Le diplomate a qualifié ces frappes d’« acte terroriste lâche » et de « violation flagrante » de la Charte des Nations Unies, notamment de l’article 2, paragraphe 4, qui interdit le recours à la force contre l’intégrité territoriale d’un État.
Des pertes au plus haut niveau
Dès le premier jour des bombardements, plusieurs hautes personnalités iraniennes ont trouvé la mort, dont le Guide suprême, l’ayatollah Seyyed Ali Khamenei, figure à la fois politique et religieuse majeure du chiisme. Une perte que l’ambassadeur a qualifiée de « conséquences profondes » dont la responsabilité incombe, selon lui, aux seuls auteurs de l’attaque.
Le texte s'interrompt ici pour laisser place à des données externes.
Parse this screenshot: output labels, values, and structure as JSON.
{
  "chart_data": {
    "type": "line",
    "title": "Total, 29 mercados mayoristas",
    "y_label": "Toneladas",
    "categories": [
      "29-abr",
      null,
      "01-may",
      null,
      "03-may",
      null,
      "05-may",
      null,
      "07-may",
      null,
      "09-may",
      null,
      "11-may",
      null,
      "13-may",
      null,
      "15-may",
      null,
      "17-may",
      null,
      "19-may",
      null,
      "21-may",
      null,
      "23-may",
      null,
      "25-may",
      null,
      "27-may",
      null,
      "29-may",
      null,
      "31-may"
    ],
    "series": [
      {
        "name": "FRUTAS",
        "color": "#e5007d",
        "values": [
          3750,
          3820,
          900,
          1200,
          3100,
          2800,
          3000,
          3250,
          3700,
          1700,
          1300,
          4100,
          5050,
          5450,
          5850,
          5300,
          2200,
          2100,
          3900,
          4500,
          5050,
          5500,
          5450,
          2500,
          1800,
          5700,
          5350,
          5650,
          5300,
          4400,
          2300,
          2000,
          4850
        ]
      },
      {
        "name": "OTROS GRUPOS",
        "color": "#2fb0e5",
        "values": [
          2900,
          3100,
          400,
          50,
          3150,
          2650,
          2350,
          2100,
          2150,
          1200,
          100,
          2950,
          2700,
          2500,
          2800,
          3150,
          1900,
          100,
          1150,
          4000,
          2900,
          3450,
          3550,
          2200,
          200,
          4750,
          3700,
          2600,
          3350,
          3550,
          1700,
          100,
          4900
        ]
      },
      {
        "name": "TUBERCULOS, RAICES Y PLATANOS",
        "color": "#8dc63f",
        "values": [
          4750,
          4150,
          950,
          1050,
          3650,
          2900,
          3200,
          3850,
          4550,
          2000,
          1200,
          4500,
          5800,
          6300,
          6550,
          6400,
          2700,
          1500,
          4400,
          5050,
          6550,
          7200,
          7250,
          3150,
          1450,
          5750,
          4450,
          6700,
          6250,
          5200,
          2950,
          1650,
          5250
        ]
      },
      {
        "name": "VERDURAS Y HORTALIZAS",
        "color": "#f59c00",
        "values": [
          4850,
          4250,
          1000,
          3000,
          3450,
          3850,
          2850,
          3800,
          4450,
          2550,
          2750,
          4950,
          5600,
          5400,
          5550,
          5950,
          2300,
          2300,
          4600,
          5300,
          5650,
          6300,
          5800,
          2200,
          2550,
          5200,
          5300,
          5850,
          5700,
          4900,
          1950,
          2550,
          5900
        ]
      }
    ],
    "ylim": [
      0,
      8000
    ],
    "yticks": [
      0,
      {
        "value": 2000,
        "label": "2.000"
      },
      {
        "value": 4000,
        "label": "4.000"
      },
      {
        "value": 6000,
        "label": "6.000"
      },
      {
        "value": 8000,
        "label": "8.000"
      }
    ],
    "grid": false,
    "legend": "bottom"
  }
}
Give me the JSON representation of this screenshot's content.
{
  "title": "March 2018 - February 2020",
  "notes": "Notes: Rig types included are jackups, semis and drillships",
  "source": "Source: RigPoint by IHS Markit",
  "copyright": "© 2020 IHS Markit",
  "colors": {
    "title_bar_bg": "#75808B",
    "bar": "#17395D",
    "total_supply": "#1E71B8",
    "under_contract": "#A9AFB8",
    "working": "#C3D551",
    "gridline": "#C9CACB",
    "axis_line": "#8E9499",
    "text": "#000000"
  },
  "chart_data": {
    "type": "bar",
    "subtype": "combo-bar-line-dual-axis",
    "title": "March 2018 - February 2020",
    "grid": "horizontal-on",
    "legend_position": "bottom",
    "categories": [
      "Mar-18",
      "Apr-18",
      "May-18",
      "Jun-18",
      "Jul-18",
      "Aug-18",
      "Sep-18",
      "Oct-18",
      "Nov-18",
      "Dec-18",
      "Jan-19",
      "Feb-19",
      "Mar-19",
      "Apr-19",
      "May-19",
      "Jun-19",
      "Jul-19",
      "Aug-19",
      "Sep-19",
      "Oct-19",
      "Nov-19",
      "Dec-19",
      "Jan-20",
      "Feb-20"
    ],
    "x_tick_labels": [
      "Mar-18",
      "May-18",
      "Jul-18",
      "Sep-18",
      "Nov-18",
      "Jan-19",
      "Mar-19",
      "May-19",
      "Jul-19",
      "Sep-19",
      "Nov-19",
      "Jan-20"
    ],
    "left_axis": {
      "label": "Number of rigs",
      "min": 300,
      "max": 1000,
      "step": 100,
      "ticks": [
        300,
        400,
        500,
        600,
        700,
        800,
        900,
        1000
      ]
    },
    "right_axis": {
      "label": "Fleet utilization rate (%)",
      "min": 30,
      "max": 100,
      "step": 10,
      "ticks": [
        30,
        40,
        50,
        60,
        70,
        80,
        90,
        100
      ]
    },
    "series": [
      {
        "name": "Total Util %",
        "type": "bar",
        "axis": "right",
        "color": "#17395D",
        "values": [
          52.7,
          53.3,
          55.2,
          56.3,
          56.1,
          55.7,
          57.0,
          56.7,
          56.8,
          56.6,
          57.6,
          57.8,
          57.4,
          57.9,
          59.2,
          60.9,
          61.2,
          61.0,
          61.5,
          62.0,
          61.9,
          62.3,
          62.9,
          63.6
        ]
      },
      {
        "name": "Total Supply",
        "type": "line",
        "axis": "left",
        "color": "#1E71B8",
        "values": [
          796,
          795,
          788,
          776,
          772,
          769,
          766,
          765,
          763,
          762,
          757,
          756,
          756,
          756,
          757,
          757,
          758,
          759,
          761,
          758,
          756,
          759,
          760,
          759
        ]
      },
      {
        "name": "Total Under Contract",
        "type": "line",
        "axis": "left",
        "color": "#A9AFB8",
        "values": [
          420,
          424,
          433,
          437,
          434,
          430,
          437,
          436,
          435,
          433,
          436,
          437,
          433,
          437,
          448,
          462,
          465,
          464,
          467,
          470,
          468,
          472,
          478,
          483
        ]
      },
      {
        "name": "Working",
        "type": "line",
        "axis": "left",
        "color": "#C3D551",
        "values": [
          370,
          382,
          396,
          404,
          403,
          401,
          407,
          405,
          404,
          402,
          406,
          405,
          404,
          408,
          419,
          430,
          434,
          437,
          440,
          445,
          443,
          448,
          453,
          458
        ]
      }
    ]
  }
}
Le contentieux nucléaire au cœur du conflit
Washington et Tel-Aviv justifient leur intervention par la menace que ferait peser le programme nucléaire iranien, qu’ils accusent de viser un objectif militaire. L’ambassadeur a rejeté ces allégations, rappelant que l’Iran est membre de l’Agence internationale de l’énergie atomique (AIEA) et que ses installations sont soumises à ses contrôles.
Il a également rappelé l’existence du Plan d’action global commun (JCPOA), signé en 2015 avec les grandes puissances, dont les États-Unis se sont unilatéralement retirés en 2018 sans que les engagements occidentaux aient été tenus.
Cinq jours après le début des hostilités, le conflit a causé des pertes humaines et dégâts matériels en Iran, en Israël et dans d’autres pays voisins abritant des bases américaines, visés par des frappes de représailles iraniennes.
L’ambassadeur a rassuré les nations voisines : « La riposte défensive de l’Iran n’est dirigée contre aucun pays de la région. Cette guerre a été choisie par des acteurs extérieurs. » Il a appelé ces pays à interpeller directement les États-Unis et Israël sur les conséquences de leur intervention.